본 발명에 따른 일실시 예로서, 상기와 같은 원리로 동작하는 문장 추출 방법을 도 5 에 도시한 바와 같이, 음성 합성기에 적용하여 실험을 해 보았다As one embodiment according to the present invention, as shown in Figure 5, the sentence extraction method operating on the principle described above, the experiment was applied to the speech synthesizer

(40)은 이전의 문장 추출 방법 및 자료 구조를 사용한 것으로, 먼저 문장을 문자열 단위로 추출하여 토큰 리스트를 생성하였다.(40) uses the previous sentence extraction method and data structure. First, a sentence list was extracted in string units to generate a token list.

(41)은 본 발명에서 제안한 문장 추출 방법을 사용한 것으로, 문장의 자료 구조가 문자열이 아니라 토큰 리스트이므로, 바로 형태소 해석 단계로 들어간다.Reference numeral 41 uses the sentence extraction method proposed in the present invention, and since the data structure of the sentence is not a string but a token list, it immediately enters a morphological analysis step.

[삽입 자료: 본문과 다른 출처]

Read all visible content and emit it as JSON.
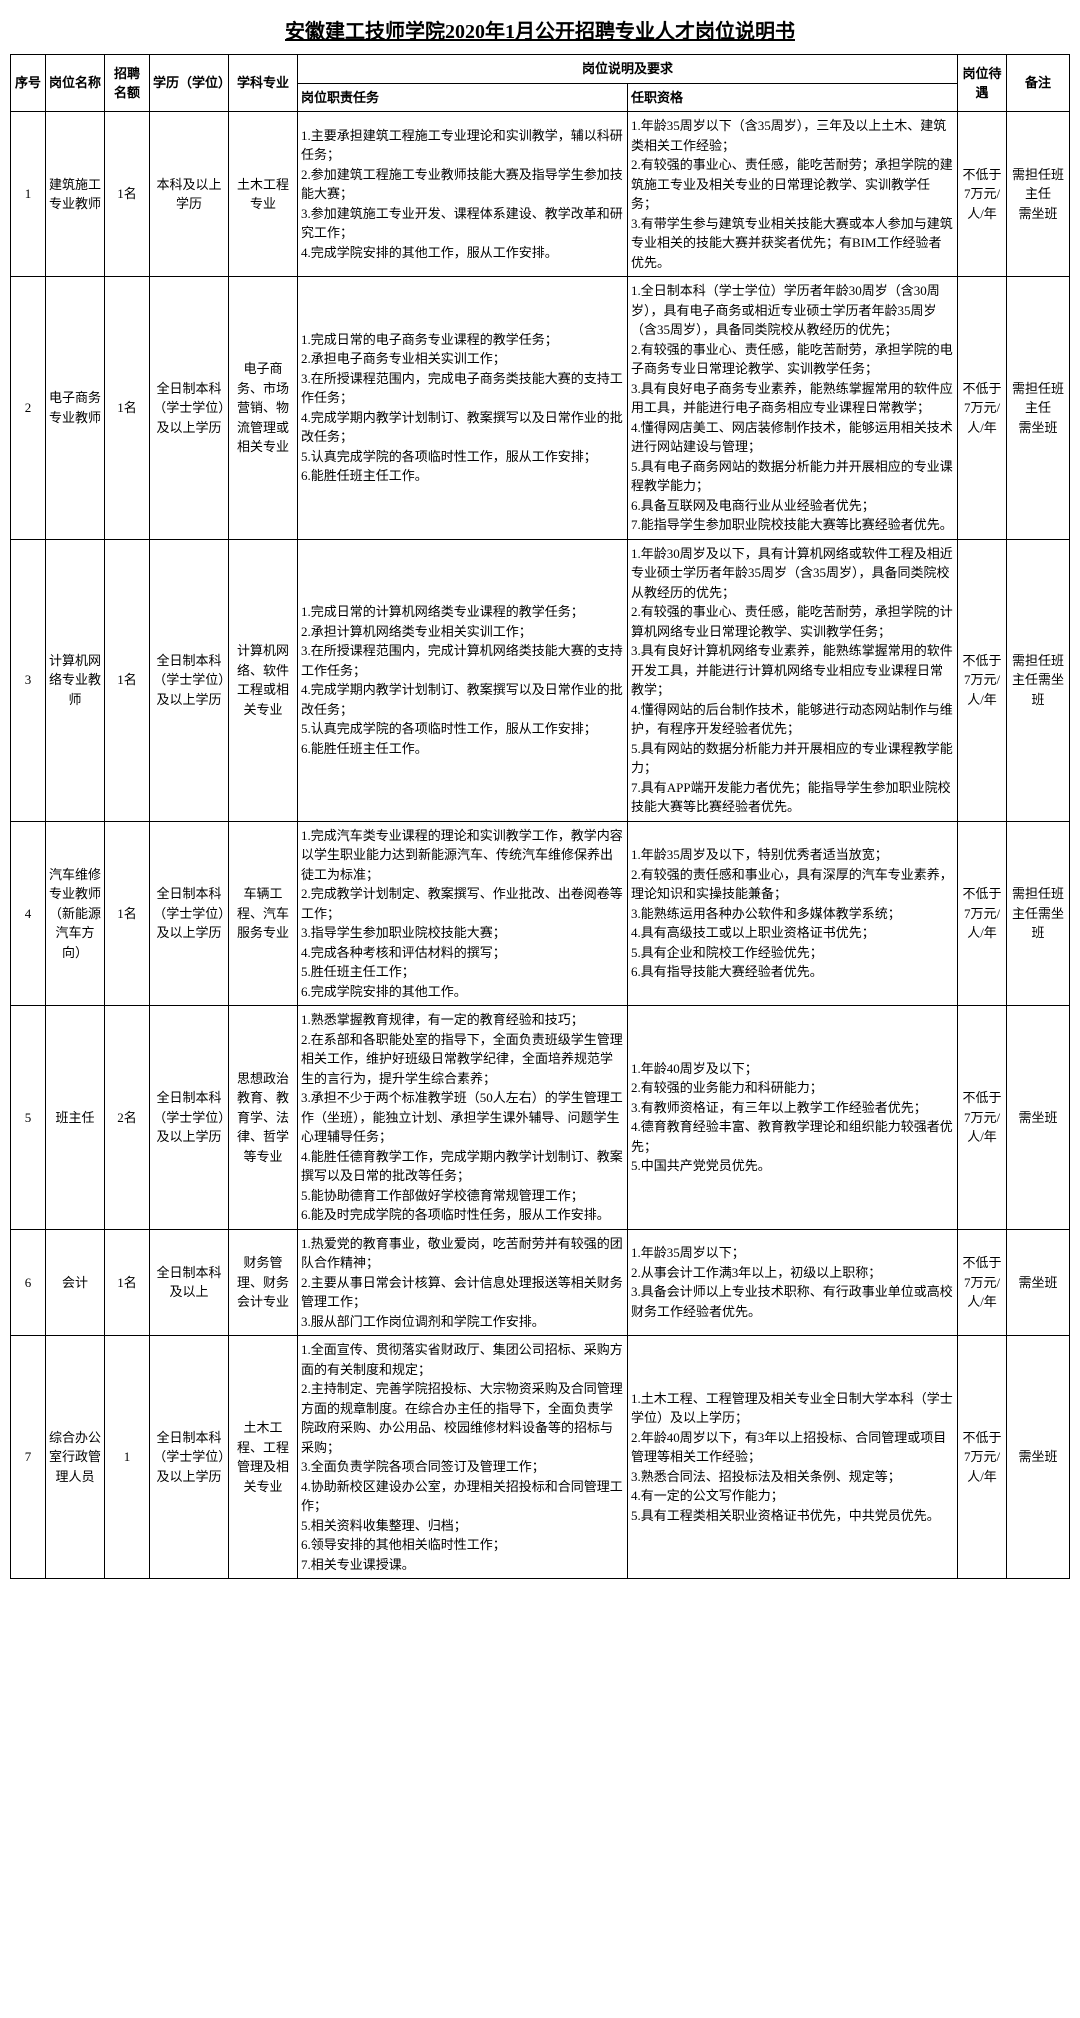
{
  "title": "安徽建工技师学院2020年1月公开招聘专业人才岗位说明书",
  "headers": {
    "idx": "序号",
    "name": "岗位名称",
    "quota": "招聘名额",
    "edu": "学历（学位）",
    "major": "学科专业",
    "group": "岗位说明及要求",
    "duty": "岗位职责任务",
    "qual": "任职资格",
    "salary": "岗位待遇",
    "remark": "备注"
  },
  "rows": [
    {
      "idx": "1",
      "name": "建筑施工专业教师",
      "quota": "1名",
      "edu": "本科及以上学历",
      "major": "土木工程专业",
      "duty": "1.主要承担建筑工程施工专业理论和实训教学，辅以科研任务；\n2.参加建筑工程施工专业教师技能大赛及指导学生参加技能大赛；\n3.参加建筑施工专业开发、课程体系建设、教学改革和研究工作；\n4.完成学院安排的其他工作，服从工作安排。",
      "qual": "1.年龄35周岁以下（含35周岁），三年及以上土木、建筑类相关工作经验；\n2.有较强的事业心、责任感，能吃苦耐劳；承担学院的建筑施工专业及相关专业的日常理论教学、实训教学任务；\n3.有带学生参与建筑专业相关技能大赛或本人参加与建筑专业相关的技能大赛并获奖者优先；有BIM工作经验者优先。",
      "salary": "不低于7万元/人/年",
      "remark": "需担任班主任\n需坐班"
    },
    {
      "idx": "2",
      "name": "电子商务专业教师",
      "quota": "1名",
      "edu": "全日制本科（学士学位）及以上学历",
      "major": "电子商务、市场营销、物流管理或相关专业",
      "duty": "1.完成日常的电子商务专业课程的教学任务；\n2.承担电子商务专业相关实训工作；\n3.在所授课程范围内，完成电子商务类技能大赛的支持工作任务；\n4.完成学期内教学计划制订、教案撰写以及日常作业的批改任务；\n5.认真完成学院的各项临时性工作，服从工作安排；\n6.能胜任班主任工作。",
      "qual": "1.全日制本科（学士学位）学历者年龄30周岁（含30周岁），具有电子商务或相近专业硕士学历者年龄35周岁（含35周岁），具备同类院校从教经历的优先；\n2.有较强的事业心、责任感，能吃苦耐劳，承担学院的电子商务专业日常理论教学、实训教学任务；\n3.具有良好电子商务专业素养，能熟练掌握常用的软件应用工具，并能进行电子商务相应专业课程日常教学；\n4.懂得网店美工、网店装修制作技术，能够运用相关技术进行网站建设与管理；\n5.具有电子商务网站的数据分析能力并开展相应的专业课程教学能力；\n6.具备互联网及电商行业从业经验者优先；\n7.能指导学生参加职业院校技能大赛等比赛经验者优先。",
      "salary": "不低于7万元/人/年",
      "remark": "需担任班主任\n需坐班"
    },
    {
      "idx": "3",
      "name": "计算机网络专业教师",
      "quota": "1名",
      "edu": "全日制本科（学士学位）及以上学历",
      "major": "计算机网络、软件工程或相关专业",
      "duty": "1.完成日常的计算机网络类专业课程的教学任务；\n2.承担计算机网络类专业相关实训工作；\n3.在所授课程范围内，完成计算机网络类技能大赛的支持工作任务；\n4.完成学期内教学计划制订、教案撰写以及日常作业的批改任务；\n5.认真完成学院的各项临时性工作，服从工作安排；\n6.能胜任班主任工作。",
      "qual": "1.年龄30周岁及以下，具有计算机网络或软件工程及相近专业硕士学历者年龄35周岁（含35周岁），具备同类院校从教经历的优先；\n2.有较强的事业心、责任感，能吃苦耐劳，承担学院的计算机网络专业日常理论教学、实训教学任务；\n3.具有良好计算机网络专业素养，能熟练掌握常用的软件开发工具，并能进行计算机网络专业相应专业课程日常教学；\n4.懂得网站的后台制作技术，能够进行动态网站制作与维护，有程序开发经验者优先；\n5.具有网站的数据分析能力并开展相应的专业课程教学能力；\n7.具有APP端开发能力者优先；能指导学生参加职业院校技能大赛等比赛经验者优先。",
      "salary": "不低于7万元/人/年",
      "remark": "需担任班主任需坐班"
    },
    {
      "idx": "4",
      "name": "汽车维修专业教师（新能源汽车方向）",
      "quota": "1名",
      "edu": "全日制本科（学士学位）及以上学历",
      "major": "车辆工程、汽车服务专业",
      "duty": "1.完成汽车类专业课程的理论和实训教学工作，教学内容以学生职业能力达到新能源汽车、传统汽车维修保养出徒工为标准；\n2.完成教学计划制定、教案撰写、作业批改、出卷阅卷等工作；\n3.指导学生参加职业院校技能大赛；\n4.完成各种考核和评估材料的撰写；\n5.胜任班主任工作；\n6.完成学院安排的其他工作。",
      "qual": "1.年龄35周岁及以下，特别优秀者适当放宽；\n2.有较强的责任感和事业心，具有深厚的汽车专业素养，理论知识和实操技能兼备；\n3.能熟练运用各种办公软件和多媒体教学系统；\n4.具有高级技工或以上职业资格证书优先；\n5.具有企业和院校工作经验优先；\n6.具有指导技能大赛经验者优先。",
      "salary": "不低于7万元/人/年",
      "remark": "需担任班主任需坐班"
    },
    {
      "idx": "5",
      "name": "班主任",
      "quota": "2名",
      "edu": "全日制本科（学士学位）及以上学历",
      "major": "思想政治教育、教育学、法律、哲学等专业",
      "duty": "1.熟悉掌握教育规律，有一定的教育经验和技巧；\n2.在系部和各职能处室的指导下，全面负责班级学生管理相关工作，维护好班级日常教学纪律，全面培养规范学生的言行为，提升学生综合素养；\n3.承担不少于两个标准教学班（50人左右）的学生管理工作（坐班），能独立计划、承担学生课外辅导、问题学生心理辅导任务；\n4.能胜任德育教学工作，完成学期内教学计划制订、教案撰写以及日常的批改等任务；\n5.能协助德育工作部做好学校德育常规管理工作；\n6.能及时完成学院的各项临时性任务，服从工作安排。",
      "qual": "1.年龄40周岁及以下；\n2.有较强的业务能力和科研能力；\n3.有教师资格证，有三年以上教学工作经验者优先；\n4.德育教育经验丰富、教育教学理论和组织能力较强者优先；\n5.中国共产党党员优先。",
      "salary": "不低于7万元/人/年",
      "remark": "需坐班"
    },
    {
      "idx": "6",
      "name": "会计",
      "quota": "1名",
      "edu": "全日制本科及以上",
      "major": "财务管理、财务会计专业",
      "duty": "1.热爱党的教育事业，敬业爱岗，吃苦耐劳并有较强的团队合作精神；\n2.主要从事日常会计核算、会计信息处理报送等相关财务管理工作；\n3.服从部门工作岗位调剂和学院工作安排。",
      "qual": "1.年龄35周岁以下；\n2.从事会计工作满3年以上，初级以上职称；\n3.具备会计师以上专业技术职称、有行政事业单位或高校财务工作经验者优先。",
      "salary": "不低于7万元/人/年",
      "remark": "需坐班"
    },
    {
      "idx": "7",
      "name": "综合办公室行政管理人员",
      "quota": "1",
      "edu": "全日制本科（学士学位）及以上学历",
      "major": "土木工程、工程管理及相关专业",
      "duty": "1.全面宣传、贯彻落实省财政厅、集团公司招标、采购方面的有关制度和规定；\n2.主持制定、完善学院招投标、大宗物资采购及合同管理方面的规章制度。在综合办主任的指导下，全面负责学院政府采购、办公用品、校园维修材料设备等的招标与采购；\n3.全面负责学院各项合同签订及管理工作；\n4.协助新校区建设办公室，办理相关招投标和合同管理工作；\n5.相关资料收集整理、归档；\n6.领导安排的其他相关临时性工作；\n7.相关专业课授课。",
      "qual": "1.土木工程、工程管理及相关专业全日制大学本科（学士学位）及以上学历；\n2.年龄40周岁以下，有3年以上招投标、合同管理或项目管理等相关工作经验；\n3.熟悉合同法、招投标法及相关条例、规定等；\n4.有一定的公文写作能力；\n5.具有工程类相关职业资格证书优先，中共党员优先。",
      "salary": "不低于7万元/人/年",
      "remark": "需坐班"
    }
  ]
}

이상에서 상세히 설명한 바와 같이 본 발명은, 문맥 정보와 지역적 문서 형태를 고려하여 예비문장 추출과정과 실제문장 추출과정의 2단계 과정을 거쳐 문장을 추출함으로써 구두점 정보만을 이용한 문장 추출의 문제점을 해결할 수 있으며, 따라서 구두점이 없는 문장에 대해서도 올바른 문장을 추출할 수 있고, 구두점이 다른 의미로 사용된 문장도 올바로 추출할 수 있으며, 문장의 길이가 너무 긴 경우 적당한 위치에서 적당한 길이의 문장으로 분리할 수 있고, 이로 인하여 모든 문서에 대해 올바르고 적당한 길이의 문장을 추출함으로써 문장을 입력으로 하는 모든 문서 해석기의 전처리로서 사용할 수 있으며, 문서 해석기의 성능을 높이는데 기여할 수 있고, 문장 단위로 문서를 읽어주는 무제한 음성 합성기의 자연성을 높일 수 있는 효과가 있다.As described in detail above, the present invention can solve the problem of sentence extraction using only punctuation information by extracting sentences through two-step process of preliminary sentence extraction process and actual sentence extraction process in consideration of contextual information and local document type. Therefore, it is possible to extract the correct sentence even for a sentence without punctuation, to correctly extract a sentence with a different punctuation. If the sentence is too long, it can be separated into a sentence of a proper length at an appropriate position. Because of this, by extracting the correct and proper length of sentence for all documents, it can be used as a preprocessing of all document interpreters that take sentences as input, contribute to improve the performance of the document interpreter, and unlimited speech to read documents in sentence units There is an effect that can increase the naturalness of the synthesizer.

Claims

Generating a token of a character read from a document using punctuation information and contextual information related to the punctuation;

A second step of extracting a preliminary sentence in the form of a token list according to the token generated in the first step;

A third step of storing document type information extracted for each line of the preliminary sentence as local document type information according to the punctuation information present in the preliminary sentence extracted in the second step; And

The preliminary sentence is separated at a predetermined position by using the contextual information of each token read from the preliminary sentence extracted in the second step and the local document type information stored in the third step, and the separated sentence is separated from the preliminary sentence. And a fourth step of extracting the actual sentence in the form of a token list consisting of the tokens read as much as the position.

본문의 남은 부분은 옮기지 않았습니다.